Huntington préconise aussi une nouvelle construction géopolitique autour d’une zone de libre-échange transatlantique, suivie d’une véritable intégration politique, capable de donner les moyens d’un redressement civilisationnel et de redonner à l’Occident son statut de puissance hégémonique. C’est ici que l’on voit tout l’intérêt que les Américains ont d’empêcher la création d’un bloc impérial eurosibérien car selon lui : « le rejet des principes fondamentaux et de la civilisation occidentale signifie la fin des États-Unis d’Amérique tels que nous les avons connus. Cela signifie également la fin de la civilisation occidentale. Si les États-Unis se désoccidentalisent, l’Ouest se réduira à l’Europe et à quelques zones d’implantation européenne, faiblement peuplées. Sans les États-Unis, l’Occident ne représente plus qu’une fraction minuscule et déclinante de la population mondiale, abandonnée sur une petite péninsule à l’extrémité de la masse eurasienne » [p. 461-462].
Clefs pour l’avenir
L’auteur, après avoir dressé un tableau de l’état déplorable de la civilisation occidentale, préconise toute une série de solutions mais il insiste surtout sur le fait que l’Occident doit renoncer à « sa prétention à l’universalité, [qui] tient pour évident que les peuples du monde entier devraient adhérer aux valeurs, aux institutions et à la culture occidentale parce qu’elles constituent le mode de pensée le plus élaboré, le plus lumineux, le plus libéral, le plus rationnel, le plus moderne. Dans un monde traversé par les conflits ethniques et les chocs entre civilisations, la croyance occidentale dans la vocation universelle de sa culture a trois défauts majeurs : elle est fausse, elle est immorale et elle est dangereuse. (…) L’impérialisme est la conséquence logique de la prétention à l’universalité » [p. 467-468]. Il constate que les prétentions dans ce domaine pourraient mener à des conflits graves avec les autres civilisations et conduire éventuellement à la défaite de l’Occident. « En résumé, pour éviter une guerre majeure entre civilisations, il est nécessaire que les États phares s’abstiennent d’intervenir dans les conflits survenant dans des civilisations autres que la leur. C’est une évidence que certains États, particulièrement les États-Unis, vont avoir, sans aucun doute, du mal à admettre » [9] [p.478]. C’est la règle de l’abstention. Cette règle préconise aussi que les États phares s’entendent pour contrôler et réduire les conflits frontaliers entre leur civilisation respective.

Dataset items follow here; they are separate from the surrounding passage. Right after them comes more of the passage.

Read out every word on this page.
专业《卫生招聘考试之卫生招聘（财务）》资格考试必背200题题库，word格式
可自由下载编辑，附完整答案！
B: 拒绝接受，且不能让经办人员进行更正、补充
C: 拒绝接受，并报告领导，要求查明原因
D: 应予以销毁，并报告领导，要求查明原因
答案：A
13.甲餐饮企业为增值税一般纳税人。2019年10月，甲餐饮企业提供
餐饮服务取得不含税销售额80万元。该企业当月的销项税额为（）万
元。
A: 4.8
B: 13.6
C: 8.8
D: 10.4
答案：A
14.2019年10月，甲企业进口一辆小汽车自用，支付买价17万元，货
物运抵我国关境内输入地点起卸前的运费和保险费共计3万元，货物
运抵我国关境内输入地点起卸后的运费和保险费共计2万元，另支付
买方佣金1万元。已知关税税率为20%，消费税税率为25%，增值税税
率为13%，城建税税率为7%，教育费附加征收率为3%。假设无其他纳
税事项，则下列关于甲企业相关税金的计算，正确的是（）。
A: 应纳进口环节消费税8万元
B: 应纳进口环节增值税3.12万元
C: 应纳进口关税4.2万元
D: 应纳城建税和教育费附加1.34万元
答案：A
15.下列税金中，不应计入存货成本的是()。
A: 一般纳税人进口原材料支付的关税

Huntington propose aussi que les institutions internationales soient profondément remaniées afin que le Conseil de Sécurité de l’ONU cesse d’être le club des vainqueurs de la Seconde guerre mondiale et qu’il accueille la nation phare de chaque grande civilisation, créant ainsi un forum permanent de dialogue intercivilisationnel.
Analyse : Ce que nous retenons, ce que nous critiquons
• Ce que nous retenons
Nous considérons cet ouvrage comme fondamental et très stimulant pour une pensée prospective dans les relations internationales et civilisationnelles. Les nombreux concepts opératifs contenus dans son livre se révèlent précieux et peuvent être repris dans nos propres analyses et nos propres théories. Le caractère essentiel du livre n’a pas échappé à la critique universitaire et médiatique qui comme à son habitude, incapable qu’elle est de répondre à une pensée bien construite, s’est contentée de falsifier et de diffamer l’auteur et sa thèse afin de le discréditer.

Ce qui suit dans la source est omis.